We describe the application of machine learning and state-of-the-art database management technology to the development of an automated tool for the reduction and analysis of a large astronomical data set. The 3 terabytes worth of images are expected to contain on the order of 5 x 10^7 galaxies and 5 x 10^8 stars. For the primary scientific analysis of these data, it is necessary to detect, measure, and classify every sky object. The size of the complete data set precludes manual reduction, requiring an automated approach. SKICAT integrates techniques for image processing, data classification, and database management. Once sky objects are detected, a set of basic features for each object are computed. The learning algorithms are trained to classify the detected objects and can classify objects too faint for visual classification with an accuracy level of about 941Z0. This increases the number of classified objects in the final catalog three-fold relative to the best results from digitized photographic sky surveys to date. The tasks of managing and matching the resulting hundreds of plate catalogs is accomplished using custom software and the Sybase relational DBMS. A full array of scientific analysis tools are provided for filtering, manipulating, plotting, and listing the data in the sky object database.

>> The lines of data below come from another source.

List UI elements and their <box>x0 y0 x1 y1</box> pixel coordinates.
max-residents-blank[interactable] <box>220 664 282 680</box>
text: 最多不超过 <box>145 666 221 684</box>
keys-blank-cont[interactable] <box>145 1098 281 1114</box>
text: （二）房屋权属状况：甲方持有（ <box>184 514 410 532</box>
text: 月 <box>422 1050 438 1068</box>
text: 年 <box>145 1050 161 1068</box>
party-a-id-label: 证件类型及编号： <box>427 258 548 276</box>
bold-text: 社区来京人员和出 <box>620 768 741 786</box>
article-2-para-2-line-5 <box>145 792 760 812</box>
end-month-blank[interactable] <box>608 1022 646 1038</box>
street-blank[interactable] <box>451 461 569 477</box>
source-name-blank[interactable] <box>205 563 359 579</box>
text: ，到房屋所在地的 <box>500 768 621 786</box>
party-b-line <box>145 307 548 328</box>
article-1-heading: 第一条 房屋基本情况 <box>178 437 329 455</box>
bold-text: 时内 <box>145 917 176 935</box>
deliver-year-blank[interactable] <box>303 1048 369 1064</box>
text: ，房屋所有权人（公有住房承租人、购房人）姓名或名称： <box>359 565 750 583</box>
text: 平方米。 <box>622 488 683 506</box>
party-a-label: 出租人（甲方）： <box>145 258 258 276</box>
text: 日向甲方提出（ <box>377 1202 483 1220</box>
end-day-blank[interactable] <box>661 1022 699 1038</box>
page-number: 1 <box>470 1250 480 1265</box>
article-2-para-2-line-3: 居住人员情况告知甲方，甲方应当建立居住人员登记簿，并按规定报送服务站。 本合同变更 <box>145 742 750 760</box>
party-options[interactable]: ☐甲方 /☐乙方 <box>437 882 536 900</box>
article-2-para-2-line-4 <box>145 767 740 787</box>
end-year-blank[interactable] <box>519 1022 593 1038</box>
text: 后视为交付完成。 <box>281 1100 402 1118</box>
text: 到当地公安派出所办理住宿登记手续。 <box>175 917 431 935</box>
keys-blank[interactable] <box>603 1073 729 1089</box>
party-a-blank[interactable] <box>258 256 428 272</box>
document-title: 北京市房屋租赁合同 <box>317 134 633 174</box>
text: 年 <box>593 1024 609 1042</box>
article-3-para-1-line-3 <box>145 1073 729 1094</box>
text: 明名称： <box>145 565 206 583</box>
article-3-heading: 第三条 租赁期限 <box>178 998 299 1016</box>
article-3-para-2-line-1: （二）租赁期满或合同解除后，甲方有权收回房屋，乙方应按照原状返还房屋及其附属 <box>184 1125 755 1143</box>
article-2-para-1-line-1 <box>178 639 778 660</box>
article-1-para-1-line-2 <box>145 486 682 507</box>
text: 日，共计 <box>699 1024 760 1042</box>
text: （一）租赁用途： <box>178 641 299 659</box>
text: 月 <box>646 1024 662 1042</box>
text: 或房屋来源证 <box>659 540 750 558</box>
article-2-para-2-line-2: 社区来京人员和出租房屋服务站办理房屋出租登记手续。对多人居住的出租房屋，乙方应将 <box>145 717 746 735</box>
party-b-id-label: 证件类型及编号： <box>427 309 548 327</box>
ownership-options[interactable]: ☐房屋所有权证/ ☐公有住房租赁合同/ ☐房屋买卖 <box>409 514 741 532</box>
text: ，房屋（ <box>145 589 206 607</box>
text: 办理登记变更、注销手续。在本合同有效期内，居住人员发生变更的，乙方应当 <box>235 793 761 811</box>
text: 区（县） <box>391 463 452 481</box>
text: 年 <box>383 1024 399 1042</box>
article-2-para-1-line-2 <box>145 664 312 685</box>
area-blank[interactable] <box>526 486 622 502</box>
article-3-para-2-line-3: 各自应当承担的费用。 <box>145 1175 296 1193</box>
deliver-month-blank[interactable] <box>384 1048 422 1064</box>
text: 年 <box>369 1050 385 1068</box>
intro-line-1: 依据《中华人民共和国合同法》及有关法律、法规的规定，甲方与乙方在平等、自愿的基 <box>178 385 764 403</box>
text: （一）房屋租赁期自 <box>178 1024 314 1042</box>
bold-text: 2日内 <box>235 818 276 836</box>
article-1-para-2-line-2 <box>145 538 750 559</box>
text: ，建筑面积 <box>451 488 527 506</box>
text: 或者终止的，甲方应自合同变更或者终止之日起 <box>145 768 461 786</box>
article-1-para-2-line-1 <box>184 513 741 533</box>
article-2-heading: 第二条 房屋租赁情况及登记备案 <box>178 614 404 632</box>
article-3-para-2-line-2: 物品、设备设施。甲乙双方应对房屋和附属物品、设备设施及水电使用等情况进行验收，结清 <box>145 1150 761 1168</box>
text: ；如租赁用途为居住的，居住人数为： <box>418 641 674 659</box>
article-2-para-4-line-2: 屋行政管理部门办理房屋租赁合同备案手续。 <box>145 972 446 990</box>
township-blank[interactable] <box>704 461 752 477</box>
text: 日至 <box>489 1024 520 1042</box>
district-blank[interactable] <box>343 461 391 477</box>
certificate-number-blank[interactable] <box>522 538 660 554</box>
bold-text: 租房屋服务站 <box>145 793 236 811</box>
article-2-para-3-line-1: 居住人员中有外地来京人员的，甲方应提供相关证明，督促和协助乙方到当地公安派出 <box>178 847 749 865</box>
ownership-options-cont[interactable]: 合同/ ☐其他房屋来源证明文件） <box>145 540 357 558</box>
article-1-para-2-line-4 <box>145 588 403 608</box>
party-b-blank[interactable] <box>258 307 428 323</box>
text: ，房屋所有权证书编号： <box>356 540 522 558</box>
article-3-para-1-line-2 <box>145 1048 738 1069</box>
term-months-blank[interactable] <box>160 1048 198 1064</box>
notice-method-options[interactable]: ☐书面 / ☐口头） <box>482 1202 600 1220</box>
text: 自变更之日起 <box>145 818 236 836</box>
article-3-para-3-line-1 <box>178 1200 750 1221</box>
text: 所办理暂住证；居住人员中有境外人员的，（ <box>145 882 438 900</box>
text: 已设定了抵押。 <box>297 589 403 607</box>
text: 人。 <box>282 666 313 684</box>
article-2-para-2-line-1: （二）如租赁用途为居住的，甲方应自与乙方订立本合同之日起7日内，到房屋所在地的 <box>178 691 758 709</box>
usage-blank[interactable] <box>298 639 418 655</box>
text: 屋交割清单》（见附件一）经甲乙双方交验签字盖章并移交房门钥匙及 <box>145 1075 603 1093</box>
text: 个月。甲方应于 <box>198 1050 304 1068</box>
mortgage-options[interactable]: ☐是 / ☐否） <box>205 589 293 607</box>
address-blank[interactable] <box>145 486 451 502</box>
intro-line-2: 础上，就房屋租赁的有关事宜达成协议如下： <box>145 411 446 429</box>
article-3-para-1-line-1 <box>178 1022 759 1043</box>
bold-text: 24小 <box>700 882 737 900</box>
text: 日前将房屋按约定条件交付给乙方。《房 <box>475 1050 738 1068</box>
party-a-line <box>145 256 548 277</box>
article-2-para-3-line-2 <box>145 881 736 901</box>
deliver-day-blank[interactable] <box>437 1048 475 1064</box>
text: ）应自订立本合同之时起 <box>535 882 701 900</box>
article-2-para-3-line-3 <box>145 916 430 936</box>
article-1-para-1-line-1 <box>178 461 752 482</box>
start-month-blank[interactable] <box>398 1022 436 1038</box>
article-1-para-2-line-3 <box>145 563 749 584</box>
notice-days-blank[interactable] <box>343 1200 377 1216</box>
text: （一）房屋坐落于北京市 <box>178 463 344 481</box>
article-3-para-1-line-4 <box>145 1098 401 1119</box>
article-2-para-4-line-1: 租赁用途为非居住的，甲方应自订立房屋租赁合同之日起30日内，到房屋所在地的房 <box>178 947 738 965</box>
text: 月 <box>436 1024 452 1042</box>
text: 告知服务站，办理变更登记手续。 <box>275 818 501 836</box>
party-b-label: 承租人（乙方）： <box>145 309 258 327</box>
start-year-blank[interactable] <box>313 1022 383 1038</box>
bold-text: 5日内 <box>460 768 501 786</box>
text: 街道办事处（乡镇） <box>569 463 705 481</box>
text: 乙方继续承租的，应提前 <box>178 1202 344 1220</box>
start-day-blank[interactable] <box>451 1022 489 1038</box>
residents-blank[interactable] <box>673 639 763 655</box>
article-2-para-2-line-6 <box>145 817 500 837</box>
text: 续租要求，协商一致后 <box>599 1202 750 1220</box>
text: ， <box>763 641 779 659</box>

We are currently experimenting with the use of machine discovery tools, such as the AUTOCLASS unsupervised classification program, on the data. SKICAT represents a system in which machine learning played a powerful and enabling role, and solved a difficult, scientifically significant problem. The primary benefits of our overall approach are increased data reduction throughput consistency of classification; and the ability to easily access, analyze, and create new information from an otherwise unfathomable data set.